There is an inherent risk to purchasing a dog from a shelter or rescue.  Very seldom is any information available about the parents of that dog, who the breeder is, if any health issues lurk in the genetic background, etc.  You may end up with a healthy dog that gives you years of enjoyment, or it may develop numerous health problems that are both costly, and reduce your pet's quality of life.  Buying from a responsible breeder greatly reduces the risk of unforseen problems.  Thus where you get your next pet depends on what risk factors you are willing to accept.

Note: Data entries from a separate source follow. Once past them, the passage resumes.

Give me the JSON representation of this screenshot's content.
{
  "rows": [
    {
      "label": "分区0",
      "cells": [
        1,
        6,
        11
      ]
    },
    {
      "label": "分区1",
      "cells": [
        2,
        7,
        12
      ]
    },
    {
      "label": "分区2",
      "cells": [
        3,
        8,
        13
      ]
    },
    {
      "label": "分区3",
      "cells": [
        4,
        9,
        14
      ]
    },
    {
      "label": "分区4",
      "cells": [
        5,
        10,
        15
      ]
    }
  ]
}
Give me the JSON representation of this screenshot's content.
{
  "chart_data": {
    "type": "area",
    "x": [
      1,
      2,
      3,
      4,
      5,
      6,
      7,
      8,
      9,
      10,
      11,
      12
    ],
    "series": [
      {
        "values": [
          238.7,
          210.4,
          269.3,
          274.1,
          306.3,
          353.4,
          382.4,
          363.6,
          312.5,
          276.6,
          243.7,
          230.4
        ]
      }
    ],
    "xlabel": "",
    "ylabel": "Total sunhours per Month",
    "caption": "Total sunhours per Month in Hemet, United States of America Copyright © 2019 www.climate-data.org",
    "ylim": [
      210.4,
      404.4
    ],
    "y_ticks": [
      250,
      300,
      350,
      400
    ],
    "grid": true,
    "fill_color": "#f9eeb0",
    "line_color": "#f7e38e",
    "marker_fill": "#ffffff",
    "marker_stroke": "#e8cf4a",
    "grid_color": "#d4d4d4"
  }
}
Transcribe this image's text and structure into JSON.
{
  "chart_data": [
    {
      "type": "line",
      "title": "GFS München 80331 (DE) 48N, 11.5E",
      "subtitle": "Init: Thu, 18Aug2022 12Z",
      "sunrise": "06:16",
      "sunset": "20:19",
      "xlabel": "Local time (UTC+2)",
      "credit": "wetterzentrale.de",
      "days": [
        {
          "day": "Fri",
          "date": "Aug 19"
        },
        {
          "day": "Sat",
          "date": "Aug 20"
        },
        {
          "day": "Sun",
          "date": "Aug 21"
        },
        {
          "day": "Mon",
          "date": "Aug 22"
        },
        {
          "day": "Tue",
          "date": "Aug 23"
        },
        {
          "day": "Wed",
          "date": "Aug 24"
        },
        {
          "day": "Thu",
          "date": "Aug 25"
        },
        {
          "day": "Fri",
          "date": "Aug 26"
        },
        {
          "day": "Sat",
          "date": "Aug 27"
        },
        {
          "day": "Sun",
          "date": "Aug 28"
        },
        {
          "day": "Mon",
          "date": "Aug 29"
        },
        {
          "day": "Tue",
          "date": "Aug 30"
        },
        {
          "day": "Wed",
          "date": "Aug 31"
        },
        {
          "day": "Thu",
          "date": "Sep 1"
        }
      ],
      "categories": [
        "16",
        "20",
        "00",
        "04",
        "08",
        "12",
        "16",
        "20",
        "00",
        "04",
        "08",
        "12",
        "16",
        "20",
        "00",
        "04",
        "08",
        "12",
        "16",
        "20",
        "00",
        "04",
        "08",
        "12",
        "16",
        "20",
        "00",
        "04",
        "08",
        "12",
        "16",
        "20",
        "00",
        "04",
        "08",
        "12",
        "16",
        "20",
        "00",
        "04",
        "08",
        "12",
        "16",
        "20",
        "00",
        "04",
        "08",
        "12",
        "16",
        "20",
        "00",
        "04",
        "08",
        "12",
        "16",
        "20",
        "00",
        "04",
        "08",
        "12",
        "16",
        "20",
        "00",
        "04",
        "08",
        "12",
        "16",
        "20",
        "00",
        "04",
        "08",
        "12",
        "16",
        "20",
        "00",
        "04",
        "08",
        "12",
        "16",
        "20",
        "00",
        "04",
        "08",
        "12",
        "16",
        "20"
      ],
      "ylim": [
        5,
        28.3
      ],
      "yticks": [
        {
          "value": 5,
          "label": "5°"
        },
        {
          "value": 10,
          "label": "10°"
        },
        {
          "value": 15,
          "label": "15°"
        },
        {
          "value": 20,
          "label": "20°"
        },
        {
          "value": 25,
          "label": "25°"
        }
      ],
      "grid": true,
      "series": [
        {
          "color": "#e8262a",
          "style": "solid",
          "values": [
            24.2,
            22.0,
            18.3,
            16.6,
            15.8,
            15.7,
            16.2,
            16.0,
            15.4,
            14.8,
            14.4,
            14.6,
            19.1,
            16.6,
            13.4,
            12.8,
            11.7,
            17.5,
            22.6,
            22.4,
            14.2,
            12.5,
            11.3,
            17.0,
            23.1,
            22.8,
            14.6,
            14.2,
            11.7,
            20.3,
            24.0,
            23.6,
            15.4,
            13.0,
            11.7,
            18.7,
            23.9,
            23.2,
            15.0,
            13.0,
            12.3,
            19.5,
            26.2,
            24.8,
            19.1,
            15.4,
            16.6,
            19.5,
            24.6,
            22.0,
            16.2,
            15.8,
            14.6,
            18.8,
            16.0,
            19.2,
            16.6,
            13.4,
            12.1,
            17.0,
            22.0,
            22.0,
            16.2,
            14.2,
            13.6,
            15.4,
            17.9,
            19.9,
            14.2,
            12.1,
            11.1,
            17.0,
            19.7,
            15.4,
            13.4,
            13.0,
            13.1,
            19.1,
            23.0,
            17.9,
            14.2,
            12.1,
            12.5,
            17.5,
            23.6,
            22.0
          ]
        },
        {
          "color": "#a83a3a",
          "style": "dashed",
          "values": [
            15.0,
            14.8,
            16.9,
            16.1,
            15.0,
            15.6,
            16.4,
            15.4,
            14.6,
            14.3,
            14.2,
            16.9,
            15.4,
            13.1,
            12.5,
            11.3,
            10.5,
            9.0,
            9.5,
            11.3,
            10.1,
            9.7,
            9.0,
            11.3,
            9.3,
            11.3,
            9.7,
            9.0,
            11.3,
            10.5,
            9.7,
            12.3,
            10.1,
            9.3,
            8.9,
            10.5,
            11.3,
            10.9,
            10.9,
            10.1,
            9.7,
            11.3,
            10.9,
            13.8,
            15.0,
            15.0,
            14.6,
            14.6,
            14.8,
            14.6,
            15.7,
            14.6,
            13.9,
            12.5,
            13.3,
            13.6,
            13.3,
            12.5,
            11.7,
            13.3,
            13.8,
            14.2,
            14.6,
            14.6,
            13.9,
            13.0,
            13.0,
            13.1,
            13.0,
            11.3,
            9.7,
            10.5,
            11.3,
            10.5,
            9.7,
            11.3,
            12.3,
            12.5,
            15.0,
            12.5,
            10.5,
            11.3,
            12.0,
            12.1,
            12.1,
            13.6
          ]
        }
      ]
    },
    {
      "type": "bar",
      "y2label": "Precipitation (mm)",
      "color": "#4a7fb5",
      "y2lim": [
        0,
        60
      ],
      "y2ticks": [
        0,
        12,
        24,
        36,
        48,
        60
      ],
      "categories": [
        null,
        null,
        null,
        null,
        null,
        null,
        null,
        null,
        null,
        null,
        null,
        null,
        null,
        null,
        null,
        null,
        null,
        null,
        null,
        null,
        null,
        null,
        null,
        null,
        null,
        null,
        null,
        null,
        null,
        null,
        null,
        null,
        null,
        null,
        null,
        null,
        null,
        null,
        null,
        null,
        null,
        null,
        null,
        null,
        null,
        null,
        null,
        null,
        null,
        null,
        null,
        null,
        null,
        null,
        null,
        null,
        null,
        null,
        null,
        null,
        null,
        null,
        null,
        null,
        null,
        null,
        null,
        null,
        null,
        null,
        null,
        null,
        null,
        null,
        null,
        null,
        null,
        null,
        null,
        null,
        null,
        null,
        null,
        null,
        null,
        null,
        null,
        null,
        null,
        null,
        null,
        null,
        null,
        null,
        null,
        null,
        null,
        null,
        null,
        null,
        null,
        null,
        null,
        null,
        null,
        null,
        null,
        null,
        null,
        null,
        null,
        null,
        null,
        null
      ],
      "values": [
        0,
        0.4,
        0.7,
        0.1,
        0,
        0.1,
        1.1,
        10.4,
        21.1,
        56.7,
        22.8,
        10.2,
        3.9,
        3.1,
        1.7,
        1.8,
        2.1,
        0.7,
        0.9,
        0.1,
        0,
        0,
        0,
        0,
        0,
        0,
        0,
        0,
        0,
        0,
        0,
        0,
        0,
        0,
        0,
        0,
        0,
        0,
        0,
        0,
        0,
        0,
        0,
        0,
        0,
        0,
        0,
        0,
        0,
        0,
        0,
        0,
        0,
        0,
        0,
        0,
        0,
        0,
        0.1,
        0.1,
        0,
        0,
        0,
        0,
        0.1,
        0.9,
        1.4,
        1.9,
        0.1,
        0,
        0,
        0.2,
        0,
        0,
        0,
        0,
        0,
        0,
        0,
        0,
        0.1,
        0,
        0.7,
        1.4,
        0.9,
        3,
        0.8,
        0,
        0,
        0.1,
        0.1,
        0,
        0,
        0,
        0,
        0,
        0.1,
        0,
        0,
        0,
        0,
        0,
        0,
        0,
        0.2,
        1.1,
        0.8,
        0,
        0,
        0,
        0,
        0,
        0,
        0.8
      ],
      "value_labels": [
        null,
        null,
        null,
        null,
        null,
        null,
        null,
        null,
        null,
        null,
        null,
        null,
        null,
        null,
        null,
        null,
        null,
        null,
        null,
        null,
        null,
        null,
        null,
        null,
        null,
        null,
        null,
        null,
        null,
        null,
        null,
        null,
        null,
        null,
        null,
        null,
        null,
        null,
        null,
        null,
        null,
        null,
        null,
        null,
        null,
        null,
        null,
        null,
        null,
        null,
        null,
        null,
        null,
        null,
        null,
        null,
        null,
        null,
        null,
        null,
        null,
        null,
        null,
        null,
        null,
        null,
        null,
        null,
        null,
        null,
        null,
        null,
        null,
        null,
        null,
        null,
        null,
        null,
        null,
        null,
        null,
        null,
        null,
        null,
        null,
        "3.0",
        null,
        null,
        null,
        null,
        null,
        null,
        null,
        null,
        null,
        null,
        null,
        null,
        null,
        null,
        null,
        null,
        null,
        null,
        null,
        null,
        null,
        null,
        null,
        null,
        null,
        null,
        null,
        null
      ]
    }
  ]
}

A- If you want a well-bred puppy from a breeder, then be as prepared as you can and do your research before committing to a puppy.  Good quality puppies, even those destined for "pet" homes, may take some patience and waiting.  I suggest you go to local dog shows, watch the breed you are interested in, and then talk to exhibitors after the judging is over with.  Watch as many shows as you can, and find the individual dogs who strike your fancy the most.  Then look at their breeding, and start looking for a puppy from similar lines. Patience is a virtue in the dog-show game, so don't rush into a deal that you may regret later.  It's very important that you start with the absolute best quality puppy you can find. Don't be lured into thinking that a poor-quality puppy will improve with age, or that you can "always breed it", and show the puppies.  Starting with a poor specimin will take you much longer to achieve your goals then to wait and save up for a top-quality puppy. And remember that a single litter can contain gorgeous puppies AND horrible puppies. NO breeder can guarantee that a puppy will be a future champion.  And while showing can be very rewarding, and a great way to teach your children responsibility and sportsmanship, you must keep in mind that it can also be very frustrating, expensive, and at times political. Your best chance of being successful starts with finding a good mentor.  Someone you can turn to for advice, attend shows with, learn from, and who will guide (but not dictate) the path you travel.  The more you educate yourself in your chosen breed, and dog shows in general, the more prepared you will be to handle the ups and downs of showing.  And most importantly, you must remember that your love for the breed should always come before your love of the win.  If you are only into showing for the ego trip, then you are not going to make the best choices for the future of the breed.